Trempé de sueur, le ministre qui joue à fond la carte de fair-play, ne tient plus dans son superbe costume. Il mouille le maillot à fond.  Egal à lui-même, il reste hermétique, aérien, versant parfois dans le dilatoire, un style propre à lui. Il affirme que l’ordonnancement n’a pas été dicté ; le Cameroun étant un Etat de droit, une démocratie libérale, un universitaire, un intellectuel peut s’exprimer par l’endossement, le soutien et l’approbation. “ La motion de soutien est un affichage publique, un engagement politique. Que ceux qui soutiennent un candidat de façon cryptée, aient le courage de se dévoiler ”, clame Jacques Fame Ndongo.

Lorsque Joseph Vincent Ntuda Ebode prend la parole à son tour, on comprend davantage les motivations de leur démarche. “ La signature est un comportement rationnel. On signe à travers des calculs, par rapport à nos positions. Nous signons parce qu’il faut prendre position, du moment que ne pas signer c’est aussi prendre position ”, explique-t-il. La salle exulte de clameurs. Si certains ont signé pour “ quitter derrière les problèmes ”,  il s’agit avant tout, d’une “ motion calculée ”. Alors que Dr Mabou, en bon élève, va se cantonner sur son devoir, Rachel Bidja sera huée par les étudiants. Pas du tout à la hauteur, elle aura même dégoûté son équipe en lui faisant perdre les points par une intervention sans méthode, une diction hachée, un contenu vide ; l’attitude même d’une administrative, aveuglée et formatée par la recherche effrénée des postes de nomination.

Selon Xavier Messe, il y a des normes qu’il faut respecter, au risque de voir  l’université devenir un haut lieu de manipulations diverses, un espace de propagande politique. “ Lorsque l’on impose de telles manœuvres aux universitaires, la pensée unique, on les empêche de raisonner, parce que leur intelligence est en captivité ”, lance-t-il. Pendant plus de trois heures de débat, le camp des signataires n’a pas réussi à démontrer et éclairer l’opinion sur les raisons qui ont motivé la signature de la motion. Ils ont voulu tricher avec le sujet en avançant la thèse du comportement de l’intellectuel, de l’universitaire. Or, le  débat était porté sur l’enregimentation de l’institution universitaire ; l’engagement de toutes les universités d’Etat, sur une histoire ‘sans tête ni queue’.

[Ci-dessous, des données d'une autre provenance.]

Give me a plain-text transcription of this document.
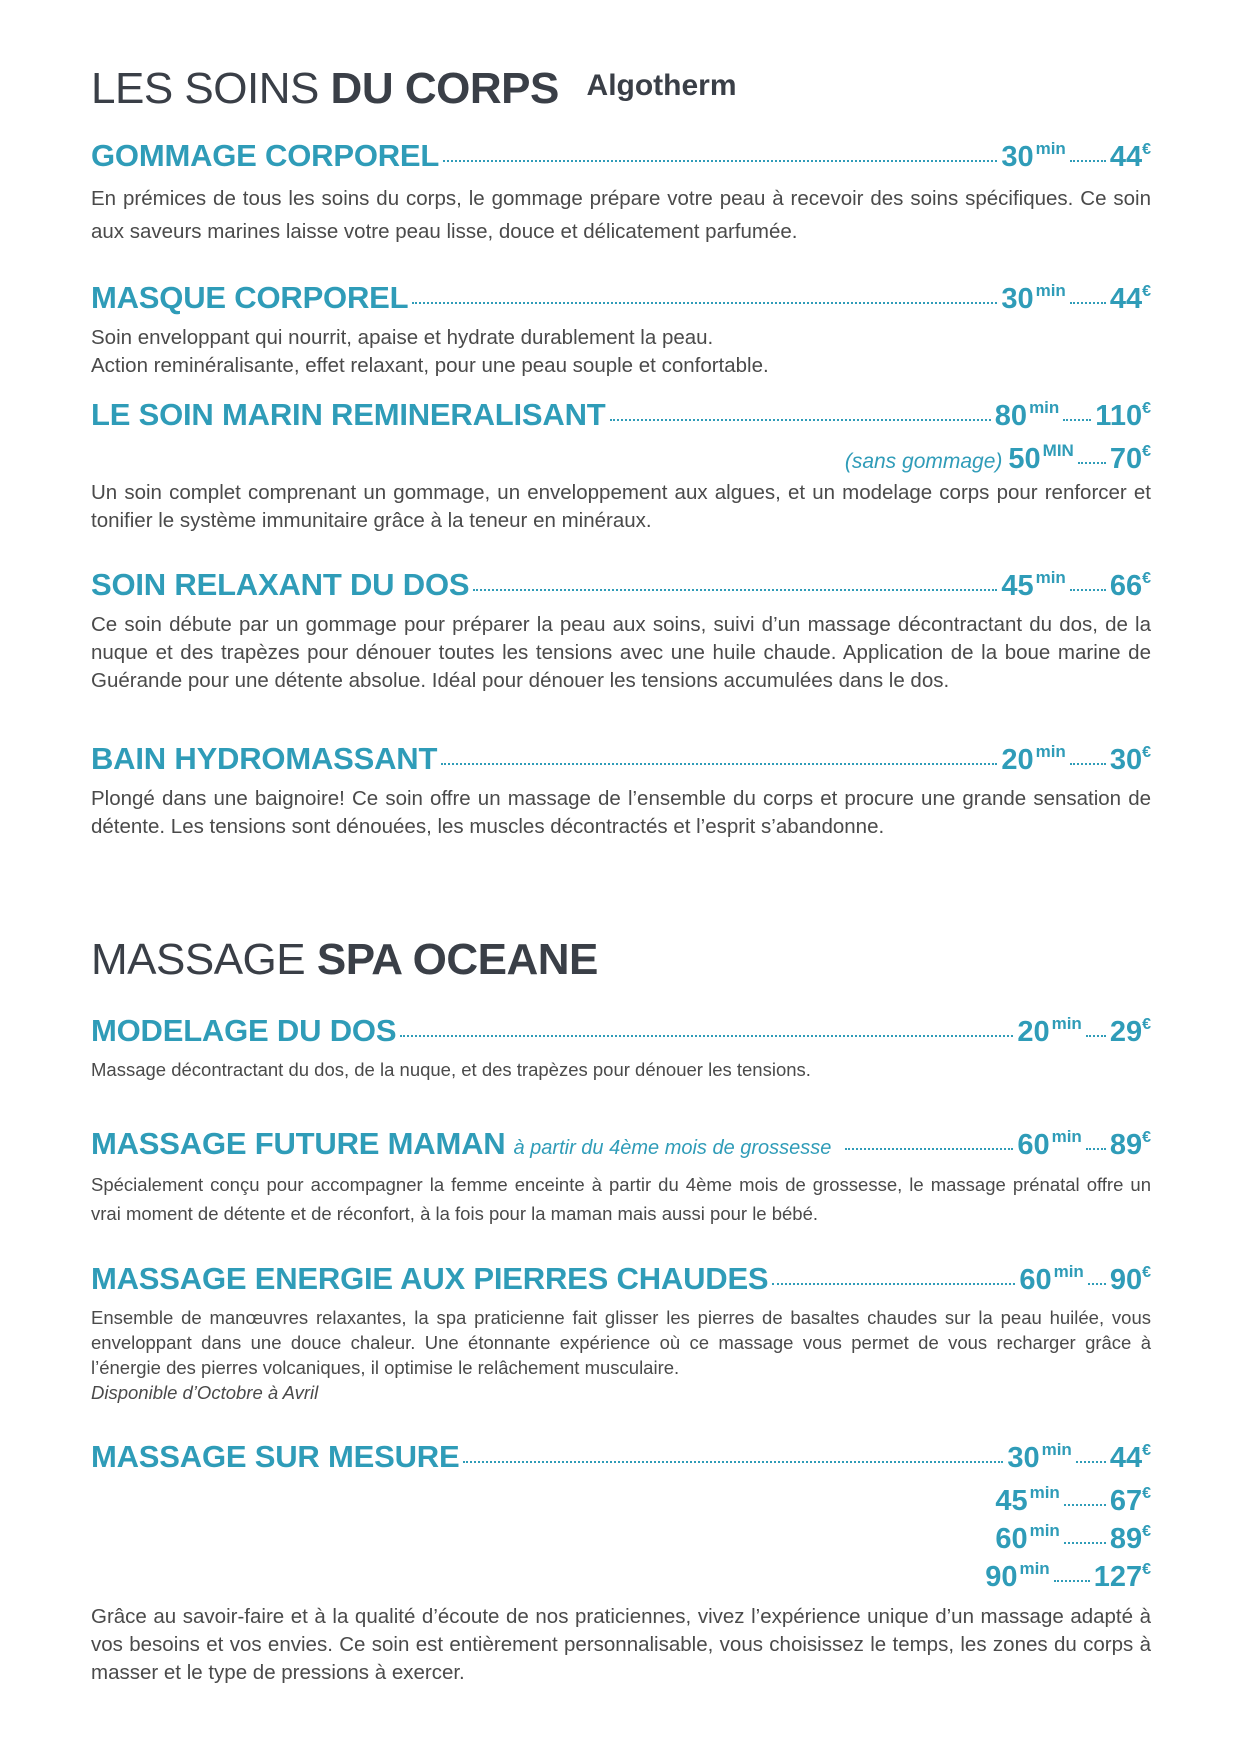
LES SOINS DU CORPS Algotherm
GOMMAGE CORPOREL	30 $^{min}$ 44€

En prémices de tous les soins du corps, le gommage prépare votre peau à recevoir des soins spécifiques. Ce soin aux saveurs marines laisse votre peau lisse, douce et délicatement parfumée.

MASQUE CORPOREL	30 $^{min}$ 44€

Soin enveloppant qui nourrit, apaise et hydrate durablement la peau.
Action reminéralisante, effet relaxant, pour une peau souple et confortable.

LE SOIN MARIN REMINERALISANT	80 $^{min}$ 110€
(sans gommage) 50 $^{MIN}$ 70€

Un soin complet comprenant un gommage, un enveloppement aux algues, et un modelage corps pour renforcer et tonifier le système immunitaire grâce à la teneur en minéraux.

SOIN RELAXANT DU DOS	45 $^{min}$ 66€

Ce soin débute par un gommage pour préparer la peau aux soins, suivi d’un massage décontractant du dos, de la nuque et des trapèzes pour dénouer toutes les tensions avec une huile chaude. Application de la boue marine de Guérande pour une détente absolue. Idéal pour dénouer les tensions accumulées dans le dos.

BAIN HYDROMASSANT	20 $^{min}$ 30€

Plongé dans une baignoire! Ce soin offre un massage de l’ensemble du corps et procure une grande sensation de détente. Les tensions sont dénouées, les muscles décontractés et l’esprit s’abandonne.

MASSAGE SPA OCEANE
MODELAGE DU DOS	20 $^{min}$ 29€

Massage décontractant du dos, de la nuque, et des trapèzes pour dénouer les tensions.

MASSAGE FUTURE MAMAN à partir du 4ème mois de grossesse	60 $^{min}$ 89€

Spécialement conçu pour accompagner la femme enceinte à partir du 4ème mois de grossesse, le massage prénatal offre un vrai moment de détente et de réconfort, à la fois pour la maman mais aussi pour le bébé.

MASSAGE ENERGIE AUX PIERRES CHAUDES	60 $^{min}$ 90€

Ensemble de manœuvres relaxantes, la spa praticienne fait glisser les pierres de basaltes chaudes sur la peau huilée, vous enveloppant dans une douce chaleur. Une étonnante expérience où ce massage vous permet de vous recharger grâce à l’énergie des pierres volcaniques, il optimise le relâchement musculaire.
Disponible d’Octobre à Avril

MASSAGE SUR MESURE	30 $^{min}$ 44€
45 $^{min}$ 67€
60 $^{min}$ 89€
90 $^{min}$ 127€

Grâce au savoir-faire et à la qualité d’écoute de nos praticiennes, vivez l’expérience unique d’un massage adapté à vos besoins et vos envies. Ce soin est entièrement personnalisable, vous choisissez le temps, les zones du corps à masser et le type de pressions à exercer.
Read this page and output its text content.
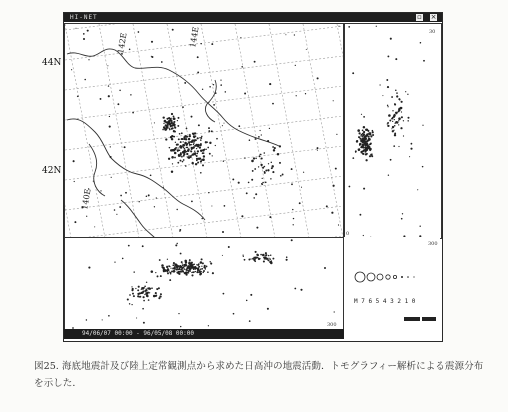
HI-NET	▫ ×
142E	144E
140E
30
0
300
300
M 7 6 5 4 3 2 1 0
94/06/07 00:00 - 96/05/08 00:00
44N
42N
図25. 海底地震計及び陸上定常観測点から求めた日高沖の地震活動．トモグラフィー解析による震源分布を示した．
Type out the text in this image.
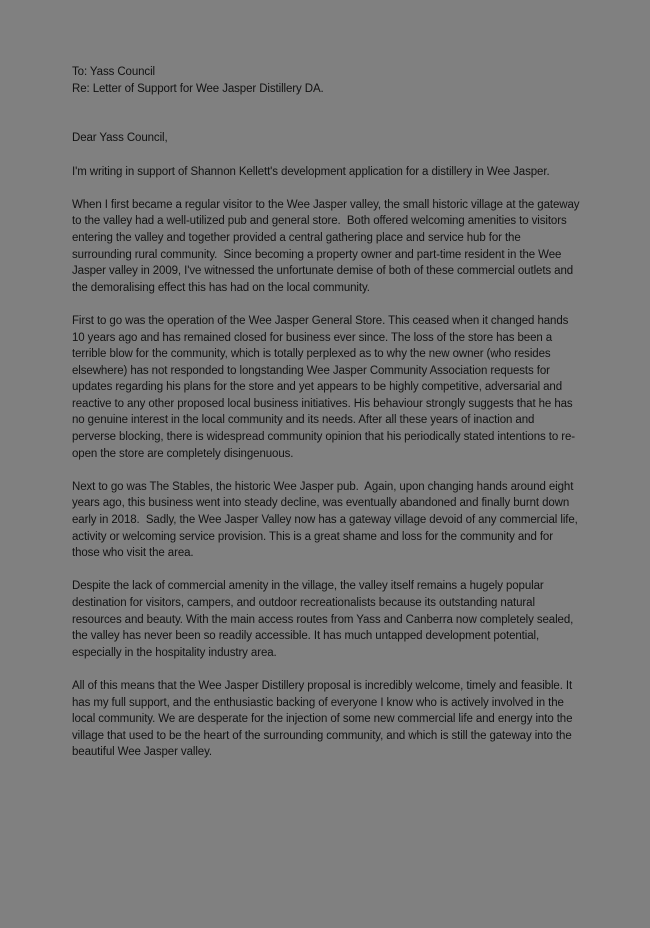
To: Yass Council
Re: Letter of Support for Wee Jasper Distillery DA.

Dear Yass Council,

I'm writing in support of Shannon Kellett's development application for a distillery in Wee Jasper.

When I first became a regular visitor to the Wee Jasper valley, the small historic village at the gateway to the valley had a well-utilized pub and general store.  Both offered welcoming amenities to visitors entering the valley and together provided a central gathering place and service hub for the surrounding rural community.  Since becoming a property owner and part-time resident in the Wee Jasper valley in 2009, I've witnessed the unfortunate demise of both of these commercial outlets and the demoralising effect this has had on the local community.

First to go was the operation of the Wee Jasper General Store. This ceased when it changed hands 10 years ago and has remained closed for business ever since. The loss of the store has been a terrible blow for the community, which is totally perplexed as to why the new owner (who resides elsewhere) has not responded to longstanding Wee Jasper Community Association requests for updates regarding his plans for the store and yet appears to be highly competitive, adversarial and reactive to any other proposed local business initiatives. His behaviour strongly suggests that he has no genuine interest in the local community and its needs. After all these years of inaction and perverse blocking, there is widespread community opinion that his periodically stated intentions to re-open the store are completely disingenuous.

Next to go was The Stables, the historic Wee Jasper pub.  Again, upon changing hands around eight years ago, this business went into steady decline, was eventually abandoned and finally burnt down early in 2018.  Sadly, the Wee Jasper Valley now has a gateway village devoid of any commercial life, activity or welcoming service provision. This is a great shame and loss for the community and for those who visit the area.

Despite the lack of commercial amenity in the village, the valley itself remains a hugely popular destination for visitors, campers, and outdoor recreationalists because its outstanding natural resources and beauty. With the main access routes from Yass and Canberra now completely sealed, the valley has never been so readily accessible. It has much untapped development potential, especially in the hospitality industry area.

All of this means that the Wee Jasper Distillery proposal is incredibly welcome, timely and feasible. It has my full support, and the enthusiastic backing of everyone I know who is actively involved in the local community. We are desperate for the injection of some new commercial life and energy into the village that used to be the heart of the surrounding community, and which is still the gateway into the beautiful Wee Jasper valley.
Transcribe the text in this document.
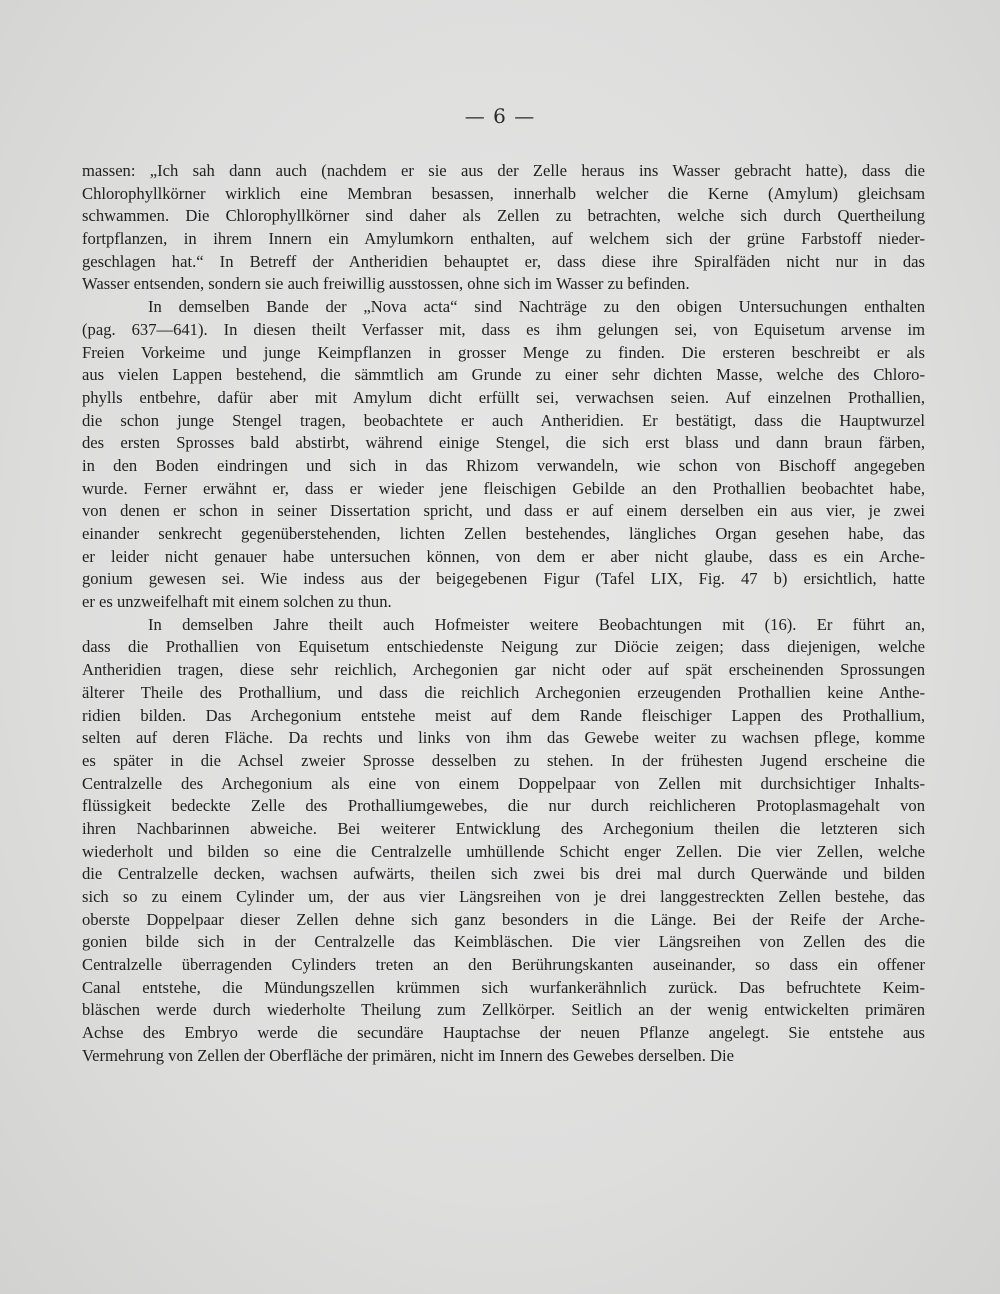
— 6 —
massen: „Ich sah dann auch (nachdem er sie aus der Zelle heraus ins Wasser gebracht hatte), dass die
Chlorophyllkörner wirklich eine Membran besassen, innerhalb welcher die Kerne (Amylum) gleichsam
schwammen. Die Chlorophyllkörner sind daher als Zellen zu betrachten, welche sich durch Quertheilung
fortpflanzen, in ihrem Innern ein Amylumkorn enthalten, auf welchem sich der grüne Farbstoff nieder-
geschlagen hat.“ In Betreff der Antheridien behauptet er, dass diese ihre Spiralfäden nicht nur in das
Wasser entsenden, sondern sie auch freiwillig ausstossen, ohne sich im Wasser zu befinden.
In demselben Bande der „Nova acta“ sind Nachträge zu den obigen Untersuchungen enthalten
(pag. 637—641). In diesen theilt Verfasser mit, dass es ihm gelungen sei, von Equisetum arvense im
Freien Vorkeime und junge Keimpflanzen in grosser Menge zu finden. Die ersteren beschreibt er als
aus vielen Lappen bestehend, die sämmtlich am Grunde zu einer sehr dichten Masse, welche des Chloro-
phylls entbehre, dafür aber mit Amylum dicht erfüllt sei, verwachsen seien. Auf einzelnen Prothallien,
die schon junge Stengel tragen, beobachtete er auch Antheridien. Er bestätigt, dass die Hauptwurzel
des ersten Sprosses bald abstirbt, während einige Stengel, die sich erst blass und dann braun färben,
in den Boden eindringen und sich in das Rhizom verwandeln, wie schon von Bischoff angegeben
wurde. Ferner erwähnt er, dass er wieder jene fleischigen Gebilde an den Prothallien beobachtet habe,
von denen er schon in seiner Dissertation spricht, und dass er auf einem derselben ein aus vier, je zwei
einander senkrecht gegenüberstehenden, lichten Zellen bestehendes, längliches Organ gesehen habe, das
er leider nicht genauer habe untersuchen können, von dem er aber nicht glaube, dass es ein Arche-
gonium gewesen sei. Wie indess aus der beigegebenen Figur (Tafel LIX, Fig. 47 b) ersichtlich, hatte
er es unzweifelhaft mit einem solchen zu thun.
In demselben Jahre theilt auch Hofmeister weitere Beobachtungen mit (16). Er führt an,
dass die Prothallien von Equisetum entschiedenste Neigung zur Diöcie zeigen; dass diejenigen, welche
Antheridien tragen, diese sehr reichlich, Archegonien gar nicht oder auf spät erscheinenden Sprossungen
älterer Theile des Prothallium, und dass die reichlich Archegonien erzeugenden Prothallien keine Anthe-
ridien bilden. Das Archegonium entstehe meist auf dem Rande fleischiger Lappen des Prothallium,
selten auf deren Fläche. Da rechts und links von ihm das Gewebe weiter zu wachsen pflege, komme
es später in die Achsel zweier Sprosse desselben zu stehen. In der frühesten Jugend erscheine die
Centralzelle des Archegonium als eine von einem Doppelpaar von Zellen mit durchsichtiger Inhalts-
flüssigkeit bedeckte Zelle des Prothalliumgewebes, die nur durch reichlicheren Protoplasmagehalt von
ihren Nachbarinnen abweiche. Bei weiterer Entwicklung des Archegonium theilen die letzteren sich
wiederholt und bilden so eine die Centralzelle umhüllende Schicht enger Zellen. Die vier Zellen, welche
die Centralzelle decken, wachsen aufwärts, theilen sich zwei bis drei mal durch Querwände und bilden
sich so zu einem Cylinder um, der aus vier Längsreihen von je drei langgestreckten Zellen bestehe, das
oberste Doppelpaar dieser Zellen dehne sich ganz besonders in die Länge. Bei der Reife der Arche-
gonien bilde sich in der Centralzelle das Keimbläschen. Die vier Längsreihen von Zellen des die
Centralzelle überragenden Cylinders treten an den Berührungskanten auseinander, so dass ein offener
Canal entstehe, die Mündungszellen krümmen sich wurfankerähnlich zurück. Das befruchtete Keim-
bläschen werde durch wiederholte Theilung zum Zellkörper. Seitlich an der wenig entwickelten primären
Achse des Embryo werde die secundäre Hauptachse der neuen Pflanze angelegt. Sie entstehe aus
Vermehrung von Zellen der Oberfläche der primären, nicht im Innern des Gewebes derselben. Die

Autant il faut apprécier le mérite du centre d’études stratégiques pour la promotion de la paix et du développement qui a permis, à travers l’organisation du débat, de remettre les choses en place par la démonstration de ce que les divergences idéologiques ne doivent pas contribuer à distancer les universitaires ; malgré ces différences, on peut se retrouver dans une table au détour d’un débat courtois. Au soir du débat, les étudiants n’ont pas cessé de reprendre en chœur, l’expression : “ le temps du pharaon et du pharaonisme  est révolu. A toutes les sociétés qui ne le comprennent pas, les puissants de ce monde se chargeront de le leur faire comprendre ”, une belle conclusion de Mathias Owona Nguini (photo).